Luckily, Tillman Gerngross, and his colleagues at Dartmouth College and GlycoFi Inc., did not take this state of affairs for granted. After many years of work, they have succeeded in engineering an artificial Pichia pastoris yeast strain that is capable of performing the entire range of human glycosylation reactions, formerly limited to mammalian culture systems. They achieved this by knocking out four genes coding for yeast glycosylation enzymes and introducing 14 heterologous genes encoding human glycosylation enzymes.

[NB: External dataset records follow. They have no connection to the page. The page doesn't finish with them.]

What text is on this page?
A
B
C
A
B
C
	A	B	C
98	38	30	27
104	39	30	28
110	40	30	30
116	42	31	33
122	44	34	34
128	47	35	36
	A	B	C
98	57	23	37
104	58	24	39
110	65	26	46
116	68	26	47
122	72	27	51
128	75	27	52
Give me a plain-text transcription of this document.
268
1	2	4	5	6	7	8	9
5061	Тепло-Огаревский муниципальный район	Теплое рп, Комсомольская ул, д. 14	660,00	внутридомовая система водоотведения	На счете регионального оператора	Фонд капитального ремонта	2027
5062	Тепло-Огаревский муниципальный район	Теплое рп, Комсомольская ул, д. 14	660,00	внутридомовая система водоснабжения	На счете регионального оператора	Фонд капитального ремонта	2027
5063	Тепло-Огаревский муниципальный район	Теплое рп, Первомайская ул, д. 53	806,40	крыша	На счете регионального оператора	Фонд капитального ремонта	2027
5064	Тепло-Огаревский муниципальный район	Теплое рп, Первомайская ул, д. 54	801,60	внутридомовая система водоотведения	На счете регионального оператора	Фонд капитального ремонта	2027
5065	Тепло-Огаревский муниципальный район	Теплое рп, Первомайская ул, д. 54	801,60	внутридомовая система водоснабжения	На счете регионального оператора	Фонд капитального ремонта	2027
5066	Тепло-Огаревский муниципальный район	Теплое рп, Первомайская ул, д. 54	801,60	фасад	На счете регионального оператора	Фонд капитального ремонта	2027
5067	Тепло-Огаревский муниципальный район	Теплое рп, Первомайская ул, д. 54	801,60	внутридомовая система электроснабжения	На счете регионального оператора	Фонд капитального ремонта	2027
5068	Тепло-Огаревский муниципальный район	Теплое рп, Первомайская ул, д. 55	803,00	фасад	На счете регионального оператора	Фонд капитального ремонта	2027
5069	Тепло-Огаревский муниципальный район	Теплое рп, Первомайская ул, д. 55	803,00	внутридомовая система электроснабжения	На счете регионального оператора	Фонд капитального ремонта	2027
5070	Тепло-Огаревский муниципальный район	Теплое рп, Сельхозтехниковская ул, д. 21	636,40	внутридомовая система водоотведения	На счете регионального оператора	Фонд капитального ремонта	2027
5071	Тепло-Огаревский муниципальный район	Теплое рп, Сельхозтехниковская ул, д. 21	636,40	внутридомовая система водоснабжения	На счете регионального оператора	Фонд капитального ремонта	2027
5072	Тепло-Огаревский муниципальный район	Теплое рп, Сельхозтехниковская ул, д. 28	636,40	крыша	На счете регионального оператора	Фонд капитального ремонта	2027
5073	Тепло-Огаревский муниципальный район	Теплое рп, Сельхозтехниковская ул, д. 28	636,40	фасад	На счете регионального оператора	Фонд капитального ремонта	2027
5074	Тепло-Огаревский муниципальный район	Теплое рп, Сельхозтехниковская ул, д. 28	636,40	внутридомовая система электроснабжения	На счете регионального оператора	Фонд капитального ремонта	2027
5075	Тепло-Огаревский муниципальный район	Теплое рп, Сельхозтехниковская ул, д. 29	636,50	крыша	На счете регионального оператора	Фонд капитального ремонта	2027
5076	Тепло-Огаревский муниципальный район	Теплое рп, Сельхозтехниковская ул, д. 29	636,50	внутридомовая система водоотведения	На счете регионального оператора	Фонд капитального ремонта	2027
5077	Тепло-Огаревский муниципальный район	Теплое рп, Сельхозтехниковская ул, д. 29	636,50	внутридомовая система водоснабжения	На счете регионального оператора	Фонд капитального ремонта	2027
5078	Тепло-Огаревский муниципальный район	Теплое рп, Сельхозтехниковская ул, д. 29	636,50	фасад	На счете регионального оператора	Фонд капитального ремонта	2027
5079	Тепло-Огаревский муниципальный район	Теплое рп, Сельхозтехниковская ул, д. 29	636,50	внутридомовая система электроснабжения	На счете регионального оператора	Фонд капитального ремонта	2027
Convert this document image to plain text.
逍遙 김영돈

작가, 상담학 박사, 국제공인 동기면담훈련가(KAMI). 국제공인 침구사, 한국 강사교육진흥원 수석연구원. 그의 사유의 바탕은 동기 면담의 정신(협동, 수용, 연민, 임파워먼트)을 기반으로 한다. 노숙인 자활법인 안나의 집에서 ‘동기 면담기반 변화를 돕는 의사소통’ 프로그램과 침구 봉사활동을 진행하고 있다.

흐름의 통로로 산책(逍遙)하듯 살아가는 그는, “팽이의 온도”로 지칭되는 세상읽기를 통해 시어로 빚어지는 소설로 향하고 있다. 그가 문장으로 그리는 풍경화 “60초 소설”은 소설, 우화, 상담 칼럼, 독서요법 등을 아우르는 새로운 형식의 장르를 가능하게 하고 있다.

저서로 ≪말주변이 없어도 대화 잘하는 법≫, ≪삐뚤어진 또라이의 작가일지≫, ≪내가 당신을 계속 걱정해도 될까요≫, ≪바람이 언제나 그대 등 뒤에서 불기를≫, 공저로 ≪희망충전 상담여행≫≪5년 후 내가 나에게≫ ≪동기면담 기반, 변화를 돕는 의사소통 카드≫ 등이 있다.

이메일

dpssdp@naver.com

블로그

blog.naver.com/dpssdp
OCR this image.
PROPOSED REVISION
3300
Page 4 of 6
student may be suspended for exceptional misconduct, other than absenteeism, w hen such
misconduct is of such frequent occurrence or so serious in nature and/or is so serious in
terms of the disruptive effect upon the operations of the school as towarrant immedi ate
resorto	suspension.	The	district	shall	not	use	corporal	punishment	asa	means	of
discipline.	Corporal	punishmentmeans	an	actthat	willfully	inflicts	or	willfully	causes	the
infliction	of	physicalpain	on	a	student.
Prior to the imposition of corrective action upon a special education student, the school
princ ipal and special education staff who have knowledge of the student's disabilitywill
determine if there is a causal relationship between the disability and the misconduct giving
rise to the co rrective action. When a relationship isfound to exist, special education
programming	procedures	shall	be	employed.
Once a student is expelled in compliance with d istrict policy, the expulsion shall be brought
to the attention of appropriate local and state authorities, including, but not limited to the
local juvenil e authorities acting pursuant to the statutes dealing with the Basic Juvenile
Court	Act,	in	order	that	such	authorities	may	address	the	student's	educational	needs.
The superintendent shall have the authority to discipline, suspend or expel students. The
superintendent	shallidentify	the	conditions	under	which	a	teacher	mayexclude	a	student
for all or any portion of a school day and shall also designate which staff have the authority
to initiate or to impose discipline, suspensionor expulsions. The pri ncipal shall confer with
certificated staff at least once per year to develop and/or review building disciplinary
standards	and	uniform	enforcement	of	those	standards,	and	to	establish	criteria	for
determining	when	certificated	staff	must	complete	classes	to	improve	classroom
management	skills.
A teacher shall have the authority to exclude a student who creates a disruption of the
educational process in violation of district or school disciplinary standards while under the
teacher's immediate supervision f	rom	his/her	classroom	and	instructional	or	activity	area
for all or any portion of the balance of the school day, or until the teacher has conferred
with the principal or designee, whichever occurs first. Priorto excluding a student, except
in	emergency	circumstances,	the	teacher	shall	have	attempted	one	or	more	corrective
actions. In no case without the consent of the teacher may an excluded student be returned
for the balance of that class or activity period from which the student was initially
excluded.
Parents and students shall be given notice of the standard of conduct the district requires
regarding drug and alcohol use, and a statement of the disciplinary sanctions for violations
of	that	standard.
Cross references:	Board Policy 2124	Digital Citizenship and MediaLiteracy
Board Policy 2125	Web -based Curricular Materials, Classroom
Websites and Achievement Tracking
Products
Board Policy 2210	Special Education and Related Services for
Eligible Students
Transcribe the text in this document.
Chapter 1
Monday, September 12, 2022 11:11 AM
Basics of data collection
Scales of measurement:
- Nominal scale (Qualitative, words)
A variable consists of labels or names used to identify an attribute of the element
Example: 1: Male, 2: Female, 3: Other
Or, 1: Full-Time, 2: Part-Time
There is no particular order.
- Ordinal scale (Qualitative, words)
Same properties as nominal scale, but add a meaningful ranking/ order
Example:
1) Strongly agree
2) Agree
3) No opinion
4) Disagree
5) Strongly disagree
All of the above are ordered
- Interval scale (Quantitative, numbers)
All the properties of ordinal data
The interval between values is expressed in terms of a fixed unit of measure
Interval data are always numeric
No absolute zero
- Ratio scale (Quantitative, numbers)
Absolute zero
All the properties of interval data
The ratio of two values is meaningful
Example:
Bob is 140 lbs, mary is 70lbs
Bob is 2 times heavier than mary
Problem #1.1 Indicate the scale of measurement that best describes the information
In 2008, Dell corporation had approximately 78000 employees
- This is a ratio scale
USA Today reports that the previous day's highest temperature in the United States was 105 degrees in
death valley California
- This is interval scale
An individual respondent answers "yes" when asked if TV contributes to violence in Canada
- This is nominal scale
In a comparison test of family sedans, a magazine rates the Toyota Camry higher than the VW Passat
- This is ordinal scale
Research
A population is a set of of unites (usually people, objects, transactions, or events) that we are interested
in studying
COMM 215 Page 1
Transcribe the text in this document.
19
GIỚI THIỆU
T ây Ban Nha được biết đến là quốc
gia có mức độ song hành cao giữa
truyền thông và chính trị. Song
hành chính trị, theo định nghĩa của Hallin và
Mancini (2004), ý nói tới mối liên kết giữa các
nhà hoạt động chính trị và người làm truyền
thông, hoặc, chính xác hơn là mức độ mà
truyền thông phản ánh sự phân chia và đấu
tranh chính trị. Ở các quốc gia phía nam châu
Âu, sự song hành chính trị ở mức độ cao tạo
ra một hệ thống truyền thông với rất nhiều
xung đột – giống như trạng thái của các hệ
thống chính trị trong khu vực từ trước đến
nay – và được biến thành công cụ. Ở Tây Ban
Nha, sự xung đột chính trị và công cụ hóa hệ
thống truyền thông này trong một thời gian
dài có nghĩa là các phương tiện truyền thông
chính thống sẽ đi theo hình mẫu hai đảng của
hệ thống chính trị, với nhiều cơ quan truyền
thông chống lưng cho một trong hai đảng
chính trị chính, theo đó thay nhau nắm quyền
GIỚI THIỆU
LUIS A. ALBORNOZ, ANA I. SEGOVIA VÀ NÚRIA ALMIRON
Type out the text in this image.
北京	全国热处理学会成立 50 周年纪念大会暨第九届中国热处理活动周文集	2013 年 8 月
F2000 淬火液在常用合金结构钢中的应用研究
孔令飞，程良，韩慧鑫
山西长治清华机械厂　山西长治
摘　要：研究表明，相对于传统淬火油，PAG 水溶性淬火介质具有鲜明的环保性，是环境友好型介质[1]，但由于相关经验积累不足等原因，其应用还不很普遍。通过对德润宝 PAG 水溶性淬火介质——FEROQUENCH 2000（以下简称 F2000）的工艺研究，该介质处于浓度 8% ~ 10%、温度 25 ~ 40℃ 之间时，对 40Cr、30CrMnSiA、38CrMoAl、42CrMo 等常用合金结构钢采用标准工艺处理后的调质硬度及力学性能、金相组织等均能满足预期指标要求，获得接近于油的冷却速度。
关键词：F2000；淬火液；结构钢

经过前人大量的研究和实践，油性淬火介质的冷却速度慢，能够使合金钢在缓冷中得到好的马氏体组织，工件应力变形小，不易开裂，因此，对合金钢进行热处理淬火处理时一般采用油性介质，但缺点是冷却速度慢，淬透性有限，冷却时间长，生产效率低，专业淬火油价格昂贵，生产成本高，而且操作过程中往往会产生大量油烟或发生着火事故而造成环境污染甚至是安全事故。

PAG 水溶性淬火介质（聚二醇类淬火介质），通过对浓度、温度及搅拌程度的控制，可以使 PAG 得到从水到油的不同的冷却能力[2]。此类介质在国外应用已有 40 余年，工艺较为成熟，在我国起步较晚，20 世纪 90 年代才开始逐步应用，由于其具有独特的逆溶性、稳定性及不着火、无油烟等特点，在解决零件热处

This feat was not nearly as simple as it might sound, and as Gerngross explains, “you can't just take a human enzyme and pull it into the yeast because the targeting mechanism will be scrambled...you have to target specific enzymes to the secretory pathway of the yeast in a way where the sequential nature of the reactions is maintained.”

Gerngross and his colleagues are particularly interested in making glycosylated human proteins for therapeutic purposes, so they used their engineered yeast strain to synthesize the heavily glycosylated erythropoietin, an important therapeutic protein for the treatment of anemia. Erythropoietin made in the humanized strain was functional in mice, whereas erythropoietin made in wild-type P. pastoris cells was nonfunctional. “In the past, we've relied on ways of making [therapeutic proteins] that did not afford us the opportunity to control their composition, in particular as it relates to glycosylation,” says Gerngross, stressing that “If you can't control your final composition and you're making a drug that goes into people, that's not a good thing.”

This work could also have a substantial impact on basic research; as Gerngross explains, “with this tool, you can make a protein in its various glycoforms and test them individually for their function.... The community has known for many years that glycosylation impacts activity, but there was no good way of really figuring it out.” With the aid of such cleverly engineered yeast strains, finicky mammalian expression systems may in the future become obsolete.